O, yaptığı bu yürüyüşler sayesinde bir dolu şey yapmıştır. Şan ve şöhretin peşinden gitmiş, ün yapmış, pek çok şey yazmış, yazdıklarından ve düşüncelerinden dolayı pek çok dost, pek çok düşman edinmiştir. Ama bir gün gelir, bütün bunlardan, bu yaptıklarından, bitmek tükenmek bilmeyen dedikodulardan, sadece bir kalabalıktan ibaret olan çevresindeki insanlardan sıkılır, yorulur, bıkar. Yanındaki, yakınındaki pek çok insanı, onu yoran insanları kendisinden, çevresinden uzaklaştırır. Kimi insanlara, kimi çevrelere takılmamaya, onu heyecanlandırmayan şeyleri yapmamaya, ona artık çekici gelmeyen başarıları kovalamamaya karar verir. Yürüme yolunu değiştirir, dahası son yürüyüşlerine çıkmaya başlar.

Onun bu son yürüyüşleri ‘Yalnız Gezerin Düşleri’ isimli kitabında anlamını bulan yürüyüşlerdir. Yani ‘bir şeylere hazırlanmak için, yeni savunmalar, yeni kimlikler, yeni fikirler bulmak için yapılan yürüyüşler’ değildir. Nerde, nerde, o son çizgi nerde diye sorduğu yürüyüşlerdir. Frédéric Gros’a göre, Rousseau için yürümek artık ne bir yöntemdir, ne bir bulgulamadır, ne de bir kestirimdir. O artık sadece ve sadece ‘hiçbir şey’ için çıkar yürüyüşe. Doğan güneşi ya da batan güneşi görmek için, doğayla hemhal olmak için yürür. Öyle yürürken hatırlamak artık hiçbir yaranın kabuğunu kaldırmaz, yaptıklarından ve yaşadıklarından dolayı hiçbir pişmanlık duymaz, ruhunu yoran kayıp mutlulukların hiçbirisinin özlemez, geride kalanları, yaşanmışlıkları kayıtsız bir gülümsemeyle, bazen eğlenceli, bazen hüzünlü hislerle duyumsar.

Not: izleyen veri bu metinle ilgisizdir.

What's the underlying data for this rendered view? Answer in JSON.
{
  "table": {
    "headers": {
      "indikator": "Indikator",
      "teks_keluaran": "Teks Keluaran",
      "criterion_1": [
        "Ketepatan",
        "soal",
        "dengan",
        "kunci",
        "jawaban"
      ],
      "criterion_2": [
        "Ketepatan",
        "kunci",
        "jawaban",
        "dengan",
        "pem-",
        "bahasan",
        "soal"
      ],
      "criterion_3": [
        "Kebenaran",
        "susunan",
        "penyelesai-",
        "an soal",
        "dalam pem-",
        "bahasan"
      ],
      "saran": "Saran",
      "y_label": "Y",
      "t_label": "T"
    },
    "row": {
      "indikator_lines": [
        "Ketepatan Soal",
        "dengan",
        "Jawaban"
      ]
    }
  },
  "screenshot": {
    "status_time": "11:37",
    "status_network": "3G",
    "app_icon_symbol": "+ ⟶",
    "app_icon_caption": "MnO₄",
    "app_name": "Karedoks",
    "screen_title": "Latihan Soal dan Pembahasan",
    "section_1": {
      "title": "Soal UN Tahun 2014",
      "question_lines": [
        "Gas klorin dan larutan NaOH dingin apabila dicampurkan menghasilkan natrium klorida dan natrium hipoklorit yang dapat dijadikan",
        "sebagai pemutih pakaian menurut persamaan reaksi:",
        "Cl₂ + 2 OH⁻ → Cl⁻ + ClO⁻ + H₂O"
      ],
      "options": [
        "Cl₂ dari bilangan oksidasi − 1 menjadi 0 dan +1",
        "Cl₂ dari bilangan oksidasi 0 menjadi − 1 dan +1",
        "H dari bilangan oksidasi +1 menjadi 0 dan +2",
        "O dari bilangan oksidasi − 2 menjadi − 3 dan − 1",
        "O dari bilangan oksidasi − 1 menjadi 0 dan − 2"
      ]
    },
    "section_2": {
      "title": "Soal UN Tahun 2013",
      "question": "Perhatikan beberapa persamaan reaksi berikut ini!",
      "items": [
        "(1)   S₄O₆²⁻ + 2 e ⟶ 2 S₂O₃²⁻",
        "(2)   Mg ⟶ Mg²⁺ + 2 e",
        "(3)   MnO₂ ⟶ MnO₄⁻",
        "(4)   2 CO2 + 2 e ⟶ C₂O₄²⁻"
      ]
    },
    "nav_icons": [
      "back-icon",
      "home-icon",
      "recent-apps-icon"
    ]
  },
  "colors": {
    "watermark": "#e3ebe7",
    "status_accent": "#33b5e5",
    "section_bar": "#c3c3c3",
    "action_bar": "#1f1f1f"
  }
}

Zira kaybedecek bir şey kalmamıştır artık. Kimlikler, tarihler, kağıda dökülen anlatılar, hırslar, hepsi, hepsi çok ama çok gerilerde kalmıştır, yapılması gereken tek şey yürümektir. Rousseau’da öyle yapar. Ve bunu ‘İtiraflar’ isimli eserinde, ‘Ben keyfimce yürümeyi, canım istediğinde durmayı severim. Bana seyyar bir yaşam gerek. Güzel bir havada, güzel bir ülkede telaşa kapılmadan yürümek ve yürüyüşün sonunda da hoş bir manzarayla karşılaşmak, onca yaşam tarzı arasında zevkime en uygun olanı da budur.’ sözleriyle itiraf eder.

Modern felsefenin en merkezî figürü olan, metafizik, epistemoloji, siyaset felsefesi, etik, estetik alanlarında çok önemli eserler veren Kant’da sıkı bir yürüyüşçüdür. Hayatı da felsefesi gibi kurallı, düzenli, disiplinli olan Kant, bu özelliğinden olsa gerek hep aynı yolda yürür. Aynı yolda yürümesi, sadece tutarlı ve disiplinli felsefesi anlamında değil, her gün yaptığı yürüyüşlerindeki güzergahı itibariyledir. Bu güzergah, Könnigsberg’deki ünlü ‘Filozof Yolu’dur. O düşünmek için yürümez. Yürümek için yürür, düşünme enerjisini kazanmak için yürür.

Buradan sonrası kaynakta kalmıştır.